The app also analyses the class score to identify what areas seem to have been most confusing or misunderstood, and this feedback is used by teachers back in the classroom.
“Colleges and classes are also using it to create a virtual library of e-books, hold video-based lectures after hours and share notes with and among students,” says Amit Shah, a former student of Somaiya Vidyavihar, who is now an app developer and built Offee.
Urmi Dhanak, 19, uses the app mainly to refer to lecture notes. “In case I have missed a class or need to understand a topic better, I refer to the app. It can even be accessed offline,” she adds.
As class sizes grow, this is the only sustainable way forward, says Kameshwari Chebrolu of the Department of Computer Science and Engineering (CSE) of IIT-Bombay. “Technology is going to play an increasingly important role to improve learning and teaching,” she adds. “Smartphones are widespread, powerful and can realise many new ideas in the education space.”
IIT-B uses an app called SAFE (Smart Authenticated Fast Exams), developed in-house by faculty and students.
“The app enables ‘cheating-free’, ‘auto-graded’ exams via student smartphones in classroom settings,” says Bhaskaran Raman, professor at the CSE department.
Nihal Kumar Singh, 19, a third year undergraduate student from the Civil Engineering Department, has used the SAFE app twice, and appreciates the transparency.
“The app is pretty intuitive and has a clean design which makes the usage simple and easy,” says Singh. “My favourite part is that the invigilator’s interface shows a complete log of all activity on every connected device in real time, allowing the invigilator to catch hold of a student trying to make a call or switch apps. After the quiz, the statistics are instantly available, which makes it so easy to point out common mistakes or where most students went wrong.”
Here too, the app offers feedback on which mistakes were most common and which concepts were most misunderstood.
“The app is extremely flexible.
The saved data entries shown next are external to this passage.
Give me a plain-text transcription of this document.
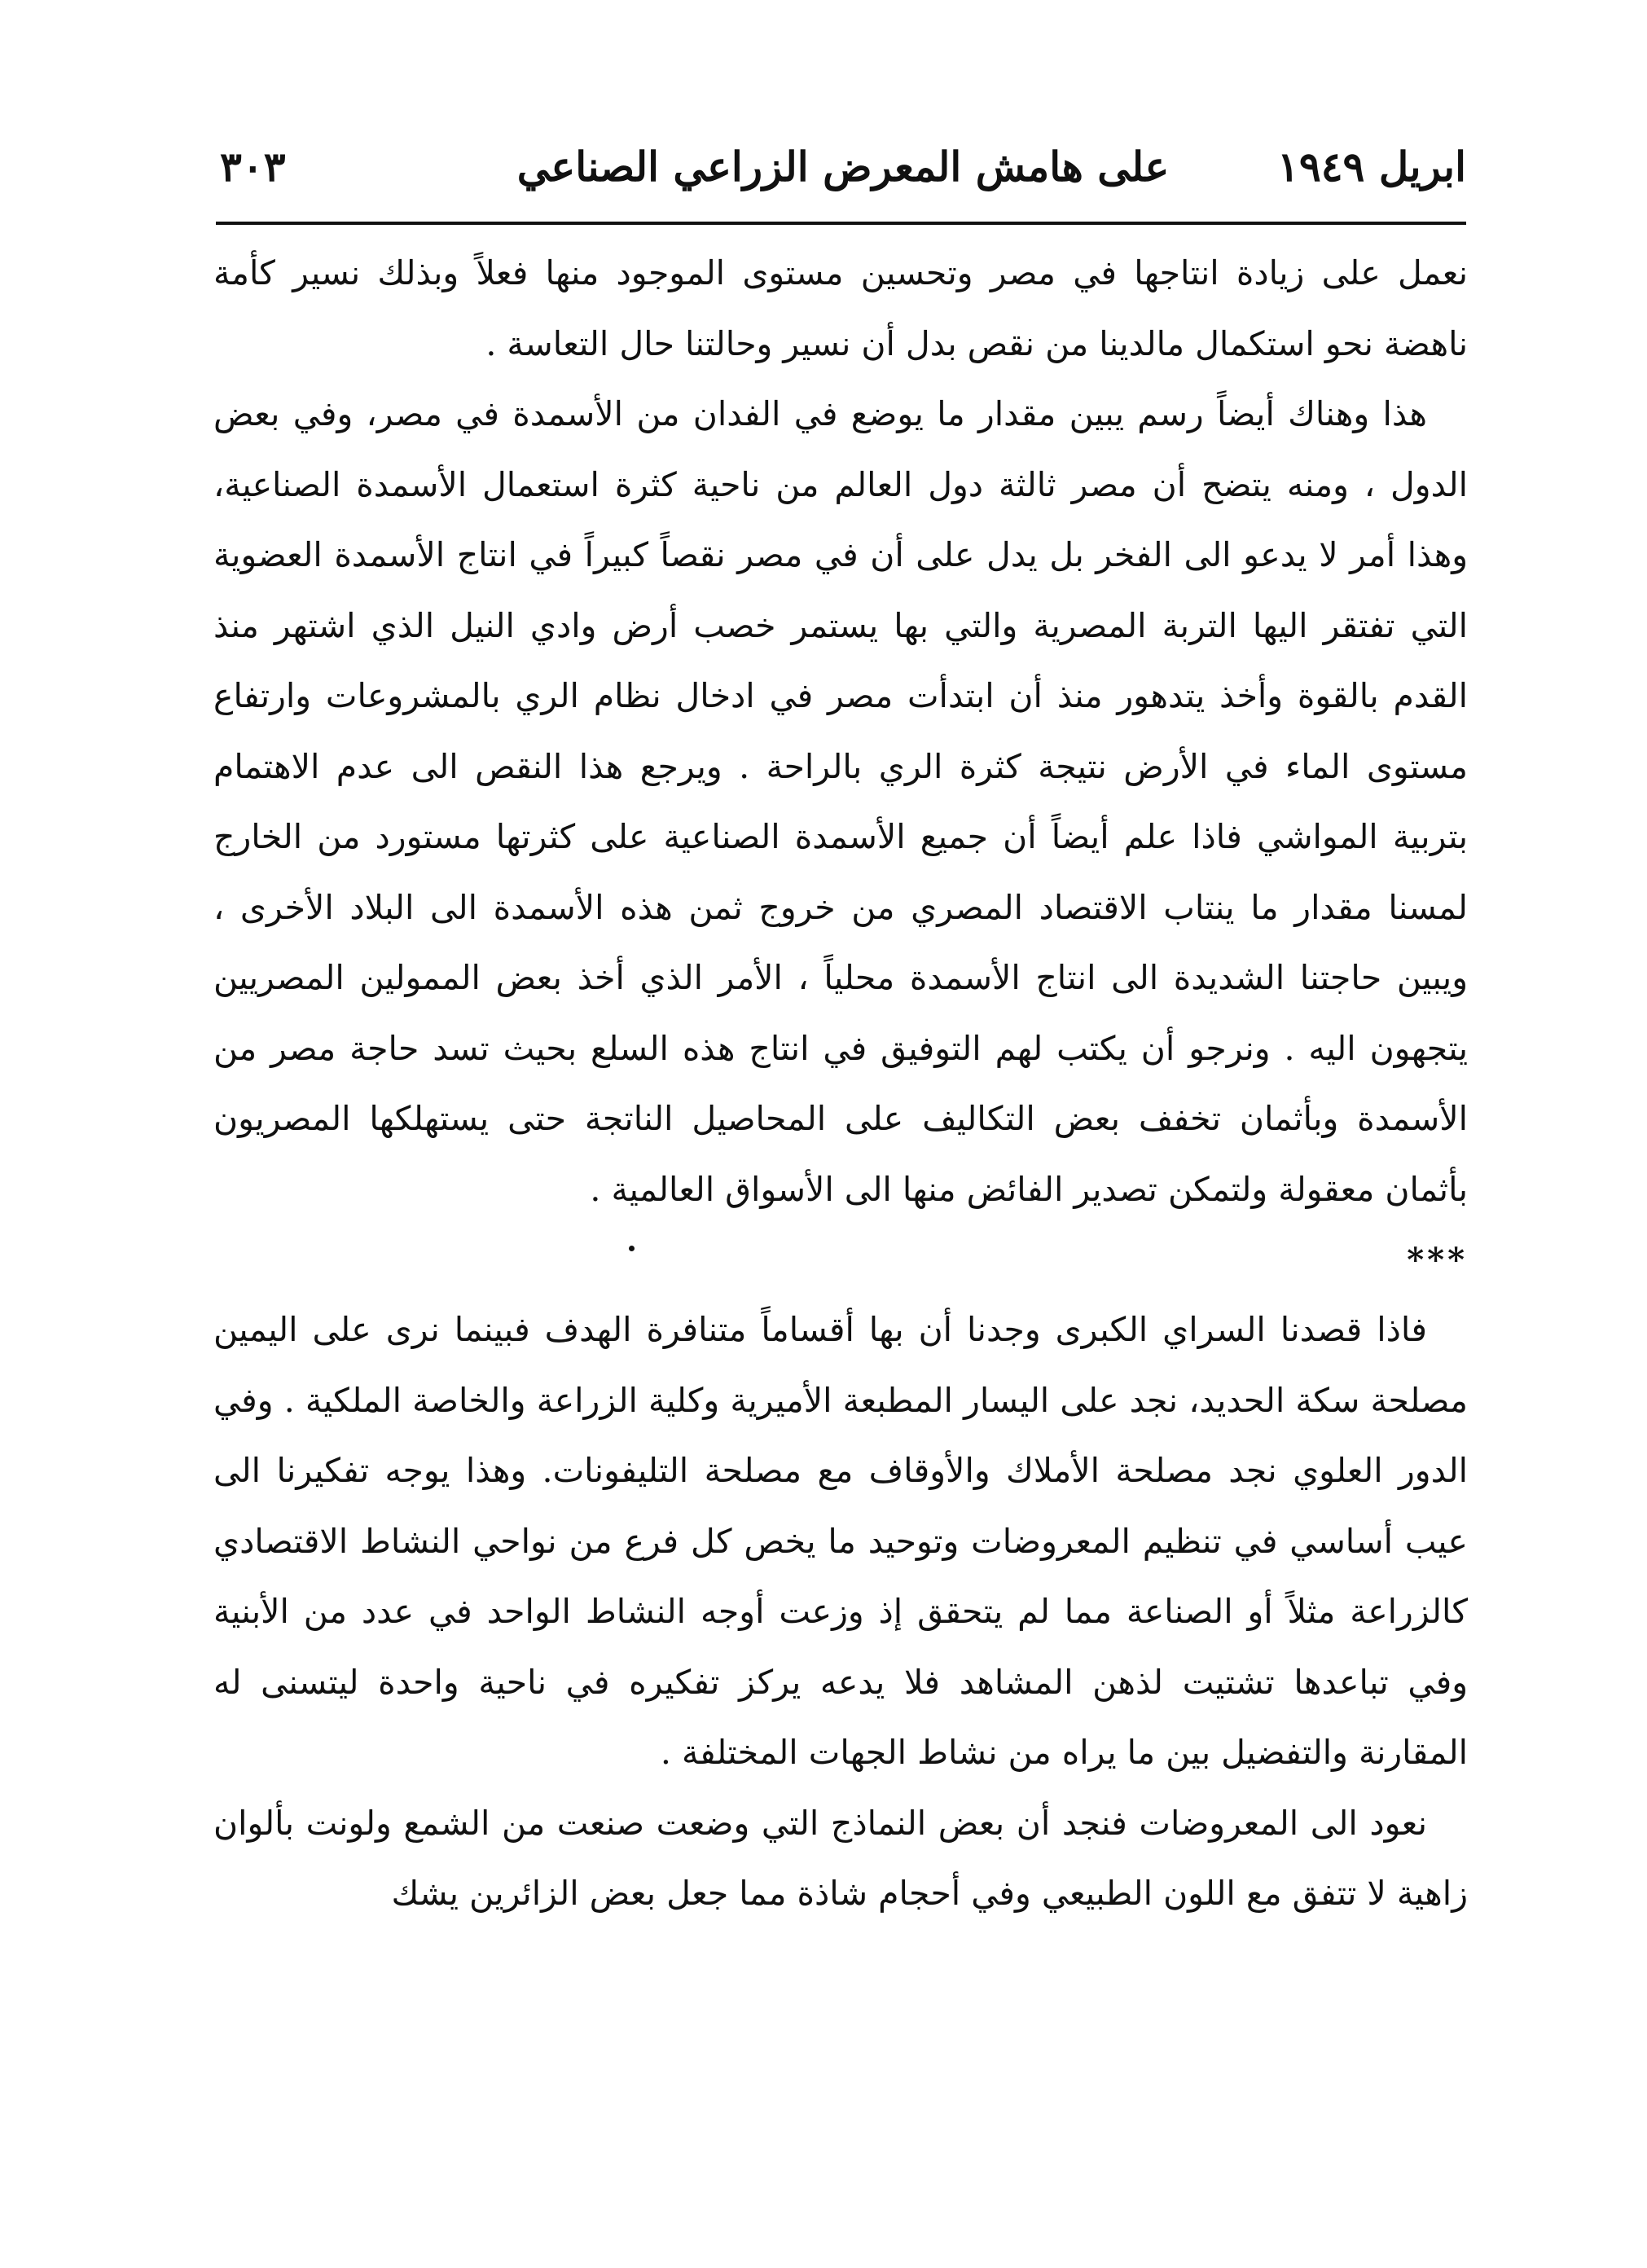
ابريل ١٩٤٩
على هامش المعرض الزراعي الصناعي
٣٠٣

نعمل على زيادة انتاجها في مصر وتحسين مستوى الموجود منها فعلاً وبذلك نسير كأمة ناهضة نحو استكمال مالدينا من نقص بدل أن نسير وحالتنا حال التعاسة .

هذا وهناك أيضاً رسم يبين مقدار ما يوضع في الفدان من الأسمدة في مصر، وفي بعض الدول ، ومنه يتضح أن مصر ثالثة دول العالم من ناحية كثرة استعمال الأسمدة الصناعية، وهذا أمر لا يدعو الى الفخر بل يدل على أن في مصر نقصاً كبيراً في انتاج الأسمدة العضوية التي تفتقر اليها التربة المصرية والتي بها يستمر خصب أرض وادي النيل الذي اشتهر منذ القدم بالقوة وأخذ يتدهور منذ أن ابتدأت مصر في ادخال نظام الري بالمشروعات وارتفاع مستوى الماء في الأرض نتيجة كثرة الري بالراحة . ويرجع هذا النقص الى عدم الاهتمام بتربية المواشي فاذا علم أيضاً أن جميع الأسمدة الصناعية على كثرتها مستورد من الخارج لمسنا مقدار ما ينتاب الاقتصاد المصري من خروج ثمن هذه الأسمدة الى البلاد الأخرى ، ويبين حاجتنا الشديدة الى انتاج الأسمدة محلياً ، الأمر الذي أخذ بعض الممولين المصريين يتجهون اليه . ونرجو أن يكتب لهم التوفيق في انتاج هذه السلع بحيث تسد حاجة مصر من الأسمدة وبأثمان تخفف بعض التكاليف على المحاصيل الناتجة حتى يستهلكها المصريون بأثمان معقولة ولتمكن تصدير الفائض منها الى الأسواق العالمية .

***

فاذا قصدنا السراي الكبرى وجدنا أن بها أقساماً متنافرة الهدف فبينما نرى على اليمين مصلحة سكة الحديد، نجد على اليسار المطبعة الأميرية وكلية الزراعة والخاصة الملكية . وفي الدور العلوي نجد مصلحة الأملاك والأوقاف مع مصلحة التليفونات. وهذا يوجه تفكيرنا الى عيب أساسي في تنظيم المعروضات وتوحيد ما يخص كل فرع من نواحي النشاط الاقتصادي كالزراعة مثلاً أو الصناعة مما لم يتحقق إذ وزعت أوجه النشاط الواحد في عدد من الأبنية وفي تباعدها تشتيت لذهن المشاهد فلا يدعه يركز تفكيره في ناحية واحدة ليتسنى له المقارنة والتفضيل بين ما يراه من نشاط الجهات المختلفة .

نعود الى المعروضات فنجد أن بعض النماذج التي وضعت صنعت من الشمع ولونت بألوان زاهية لا تتفق مع اللون الطبيعي وفي أحجام شاذة مما جعل بعض الزائرين يشك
It can be used for a 5-minute class test or a 90-minute exam,” says Raman. “In the current semester, SAFE is being used across five courses for a total of over 750 students. We’re looking to scale up further,” adds Bhaskaran.
Use of SAFE is dependent on the instructor and the class dynamic, so there’s no central push to get all IITB students on the app.
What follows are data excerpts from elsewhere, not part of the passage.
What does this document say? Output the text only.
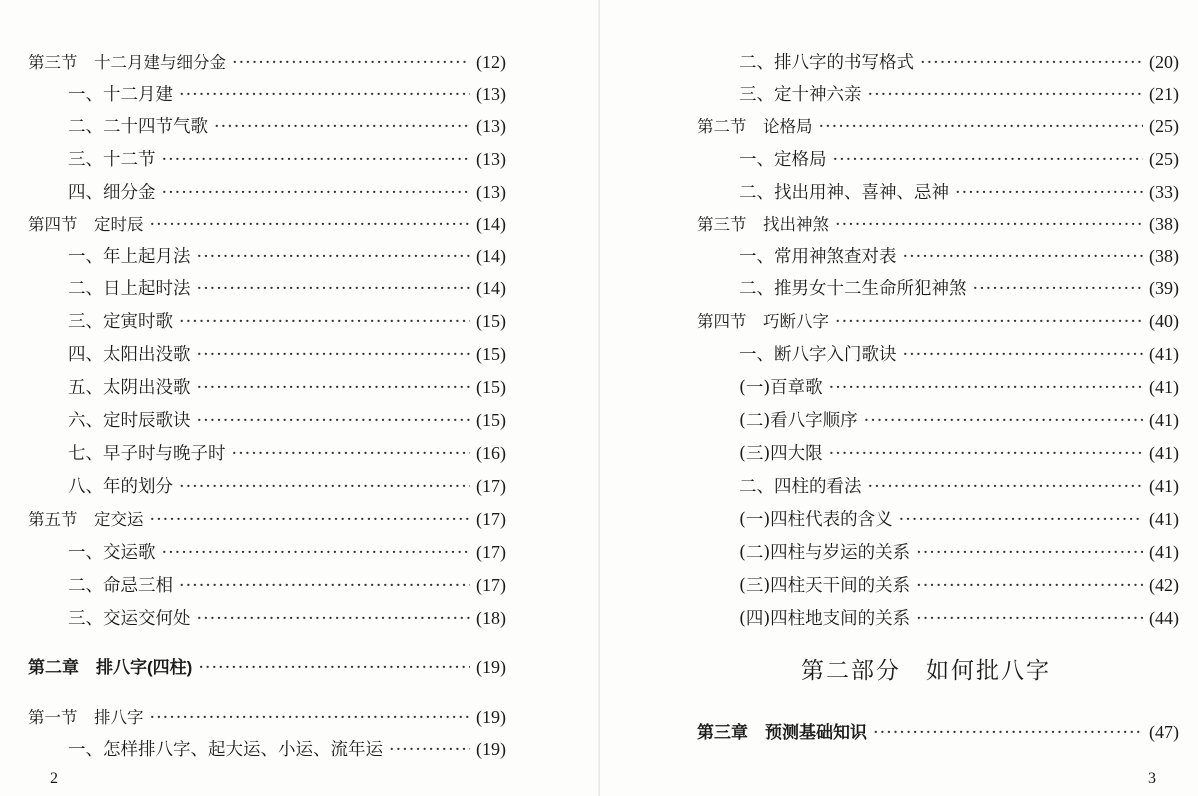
第三节　十二月建与细分金 ·····	(12)
一、十二月建 ·····	(13)
二、二十四节气歌 ·····	(13)
三、十二节 ·····	(13)
四、细分金 ·····	(13)
第四节　定时辰 ·····	(14)
一、年上起月法 ·····	(14)
二、日上起时法 ·····	(14)
三、定寅时歌 ·····	(15)
四、太阳出没歌 ·····	(15)
五、太阴出没歌 ·····	(15)
六、定时辰歌诀 ·····	(15)
七、早子时与晚子时 ·····	(16)
八、年的划分 ·····	(17)
第五节　定交运 ·····	(17)
一、交运歌 ·····	(17)
二、命忌三相 ·····	(17)
三、交运交何处 ·····	(18)
第二章　排八字(四柱) ·····	(19)
第一节　排八字 ·····	(19)
一、怎样排八字、起大运、小运、流年运 ·····	(19)
2
二、排八字的书写格式 ·····	(20)
三、定十神六亲 ·····	(21)
第二节　论格局 ·····	(25)
一、定格局 ·····	(25)
二、找出用神、喜神、忌神 ·····	(33)
第三节　找出神煞 ·····	(38)
一、常用神煞查对表 ·····	(38)
二、推男女十二生命所犯神煞 ·····	(39)
第四节　巧断八字 ·····	(40)
一、断八字入门歌诀 ·····	(41)
(一)百章歌 ·····	(41)
(二)看八字顺序 ·····	(41)
(三)四大限 ·····	(41)
二、四柱的看法 ·····	(41)
(一)四柱代表的含义 ·····	(41)
(二)四柱与岁运的关系 ·····	(41)
(三)四柱天干间的关系 ·····	(42)
(四)四柱地支间的关系 ·····	(44)
第二部分　如何批八字
第三章　预测基础知识 ·····	(47)
3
At GLA University in Mathura, Uttar Pradesh, the official mobile app – Glads – allows students to take exams, submit assignments and access other educational content.
“They can also access their attendance records, see all notifications and university-related information and view academic performance in real time,” says university treasurer Neeraj Agarwal. “Students can also communicate with each other, faculty and management.”
OP Jindal Global University is deploying a mobile app, CollPoll, that will allow students and faculty can raise a request for IT or hostel support. “Students will be able to see their results and download transcripts on the app shortly too,” says chief innovation officer Anirudh C Phadke.
CONNECTING THE DOTS
“When we look at how students interact and engage with their faculties and courses, it’s easy to see the shift away from textbooks and “chalk and talk,” says Nitin Putcha, CEO at the ITM Group of Institutions, which has been using shared online docs for assignments and quizzes for three years. “I believe the paper/pencil final examination is an obsolete assessment tool. Certainly, mobile apps can be used for assessment as long as institutes move away from the old mindset, into continuous assessment practices.”
At Manipal University, a customised tab even allows students to ‘write’ their answer paper — complete with redo, undo, cut, copy and rough note features. The answersheets are then sent to the cloud, reducing paperwork and making assessment and even archiving much easier.
“We have about 20 institutions and over 33,000 students. Between regular assignments and sessional or end-semester exams, there was a lot of paper being used and it was an uphill task for faculty and administrators to deal with the voluminous answer scripts,” says Manipal University registrar Narayana Sabhahit. “Now, we have a dedicated platform to track all our students’ submissions.”
One drawback, of course, is that such systems are necessarily based on a BYOD (bring your own device) model and works only in wi-fi or intranet-enabled institutes — which means it is not scalable across large parts of India.